Vectorization Models and Techniques

To generate high-quality embeddings and perform accurate retrieval, the RAG framework uses a combination of advanced models and techniques, each optimizing different aspects of the vectorization process:
  • OpenAI Embeddings: OpenAI models provide embeddings that capture semantic meaning across a wide range of topics, enabling the RAG framework to understand and respond to complex queries effectively.
  • Bi-Encoder Models: Bi-Encoder models generate embeddings for both queries and documents independently, enabling efficient similarity matching. This setup is particularly useful for large datasets, as it allows for fast retrieval by matching query vectors with document vectors in the vector database.
  • BM25 and Term Frequency (TF): Traditional retrieval algorithms like BM25 and Term Frequency (TF) help rank documents based on word frequency and relevance.
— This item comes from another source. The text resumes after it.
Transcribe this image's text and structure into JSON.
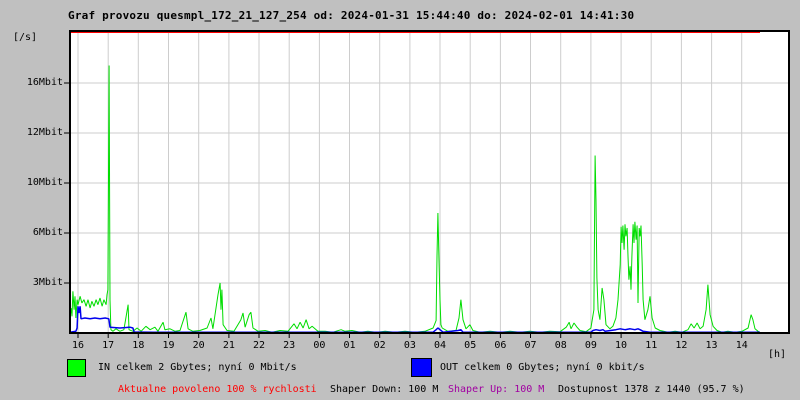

These algorithms provide an initial set of document matches at a lexical level, which are then refined using vector similarity.
  • Reranker: After initial retrieval, the reranker model re-evaluates results for improved relevance. By using additional context from the query, the reranker adjusts the ranking of documents, enhancing specificity in the retrieved information.

Vector Database: Weaviate

The RAG framework uses Weaviate, a vector database, to store and manage embeddings efficiently. Weaviate enables the framework to perform vector similarity searches, retrieving content based on the closeness of vectors rather than just keyword matching.

Vector Similarity

When a query is made, the RAG framework converts the query into a vector and performs a similarity search within Weaviate to find the most relevant document chunks. Vector similarity measures, such as cosine similarity or Euclidean distance, enable the framework to rank content based on semantic relevance rather than surface-level keyword matches.

Knowledge Retrieval Tool

As a tool within the RAG framework, Knowledge Retrieval leverages vectorization to enhance the accuracy and relevance of information retrieved for a given query. By using vector embeddings and similarity search in Weaviate, the Knowledge Retrieval tool can efficiently locate the most contextually relevant document chunks.